Lire le dernier roman à la mode sur une liseuse ou une tablette tactile est une tendance qui n'est plus aussi anecdotique qu'il y a quelques années. Par contre, lire une bande dessinée, un comic book ou encore un manga sur un support électronique est un réflexe que l'on n'a pas toujours, même avec l'équipement adéquat. Pourtant, l'offre existe... à condition de bien la chercher et d'être bilingue dans certaines situations. Attention, l'enquête qui suit se limite principalement aux offres accessibles par les utilisateurs français depuis les terminaux mobiles, et passe outre les catalogues restreints à certaines parties spécifiques du globe.
Kindle surprise
Dans la mesure où l'on parle bien de livres électroniques - car les bandes dessinées, ce sont bien des livres ! - le détour logique semble être celui des liseuses électroniques... Avec l'arrivée récente du Kindle en France, on aurait pu croire d'Amazon proposerait une offre conséquente, combinant à la fois du contenu en français et en anglais, issue de sa plateforme américaine. Au final, il y a de quoi déchanter.
En matière de contenu français, la rubrique « Bande dessinées et Humour » de la boutique ebook Kindle ne brille pas par sa richesse, puisqu'on y trouve moins de 200 titres. Dont très peu sont des bandes dessinées, la catégorie « humour » voulant à la fois tout et rien dire. Quelques rares nouveautés, comme le tome 20 de XIII, cotoient un album de Yakari sorti en 2006 ou le tome 3 de Papyrus. Piège de taille, la série des ouvrages Garfield proposée ne comporte aucune bande dessinée : il s'agit de romans pour enfants !
A gauche, du Garfield romancé, à droite, un manga aux textes microscopiques.
L'offre sur Kindle est, en apparence, plus conséquente en anglais : 4000 titres sont disponibles dans cette même rubrique. Néanmoins, il faut encore une fois fouiller pour trouver du contenu vraiment BD, caché entre les mangas yaoï et les guides pour apprendre à dessiner. Bref, amateurs de BD, ne comptez pas sur le Kindle pour vous repaître, d'autant que le rare contenu proposé ne fait pas vraiment rêver une fois affiché sur la liseuse, et donne un arrière-goût pas très agréable de « tout ça pour ça ». Quant aux autres supports, comme les applications mobiles, elles ne font que proposer la consultation du catalogue déjà établie sur un Kindle, et n'offrent donc, à ce stade, rien de nouveau.
Le Kobo, garanti sans BD
Et côté Kobo by Fnac, me direz-vous ? La désillusion est encore plus grande : si le commerçant propose bien, sur sa boutique en ligne, des bandes dessinées électroniques, elles ne sont tout simplement pas compatibles avec sa liseuse !

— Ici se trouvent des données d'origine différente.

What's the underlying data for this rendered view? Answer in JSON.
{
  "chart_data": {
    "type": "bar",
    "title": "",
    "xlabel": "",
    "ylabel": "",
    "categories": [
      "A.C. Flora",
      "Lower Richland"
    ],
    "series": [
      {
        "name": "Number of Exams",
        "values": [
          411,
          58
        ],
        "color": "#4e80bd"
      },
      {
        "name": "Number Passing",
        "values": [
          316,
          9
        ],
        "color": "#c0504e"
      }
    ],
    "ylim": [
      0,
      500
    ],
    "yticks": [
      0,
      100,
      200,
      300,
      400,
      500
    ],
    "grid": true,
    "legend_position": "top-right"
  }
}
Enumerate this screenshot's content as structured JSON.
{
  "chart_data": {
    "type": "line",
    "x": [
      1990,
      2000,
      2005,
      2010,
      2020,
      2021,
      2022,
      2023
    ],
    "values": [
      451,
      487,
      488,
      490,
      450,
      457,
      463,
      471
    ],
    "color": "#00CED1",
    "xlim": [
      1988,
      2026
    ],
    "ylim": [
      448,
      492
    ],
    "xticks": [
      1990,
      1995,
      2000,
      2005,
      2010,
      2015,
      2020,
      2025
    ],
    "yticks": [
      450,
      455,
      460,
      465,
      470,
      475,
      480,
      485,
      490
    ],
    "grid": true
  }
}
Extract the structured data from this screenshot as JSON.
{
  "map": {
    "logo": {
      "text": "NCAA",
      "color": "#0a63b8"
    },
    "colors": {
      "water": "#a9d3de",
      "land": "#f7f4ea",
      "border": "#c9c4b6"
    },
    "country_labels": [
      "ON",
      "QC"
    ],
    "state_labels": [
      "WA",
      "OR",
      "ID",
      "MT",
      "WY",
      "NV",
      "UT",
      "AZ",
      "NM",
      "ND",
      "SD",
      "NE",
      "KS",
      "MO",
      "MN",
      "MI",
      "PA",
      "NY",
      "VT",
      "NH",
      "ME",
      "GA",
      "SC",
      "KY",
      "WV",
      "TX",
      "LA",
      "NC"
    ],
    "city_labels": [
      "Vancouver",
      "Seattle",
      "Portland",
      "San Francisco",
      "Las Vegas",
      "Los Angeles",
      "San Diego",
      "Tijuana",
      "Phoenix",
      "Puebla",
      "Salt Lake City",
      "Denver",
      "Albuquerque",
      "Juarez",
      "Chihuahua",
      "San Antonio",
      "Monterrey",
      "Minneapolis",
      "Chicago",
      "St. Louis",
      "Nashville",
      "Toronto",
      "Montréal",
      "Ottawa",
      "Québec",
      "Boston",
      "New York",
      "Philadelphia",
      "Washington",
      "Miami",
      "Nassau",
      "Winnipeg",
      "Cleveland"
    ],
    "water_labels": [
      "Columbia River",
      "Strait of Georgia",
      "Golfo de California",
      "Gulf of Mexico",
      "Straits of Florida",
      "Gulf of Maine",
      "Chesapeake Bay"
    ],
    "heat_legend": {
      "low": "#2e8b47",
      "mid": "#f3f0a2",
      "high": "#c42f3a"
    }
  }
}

Pourtant, l'offre est intéressante puisqu'on compte 1700 BD en français, 150 titres anglais et une petite centaine de titres en espagnols, proposés selon les titres aux formats .DAE ou .AVE... alors que le Kobo ne prend en charge, pour les BD, que les formats Comic Book Rar (.CBR) et Comic Book Zip (.CBZ) ! En cherchant un peu sur le site, on apprend que « Les BD au format AVE sont lisibles sur fnac.com ainsi que dans les applications Fnacbook sur iPad, iPhone et Android », tandis que « Les BD au format DAE sont lisibles uniquement sur fnac.com pour le moment ; elles seront bientôt disponibles à la lecture dans l'application Fnacbook sur iPad ». Dans la mesure où l'offre de BD électronique de la Fnac se trouve au même endroit que les ouvrages au format ePub - lu par le Kobo, cette fois - il est facile de se faire avoir si on ne connaît pas précisément les formats lus par la liseuse.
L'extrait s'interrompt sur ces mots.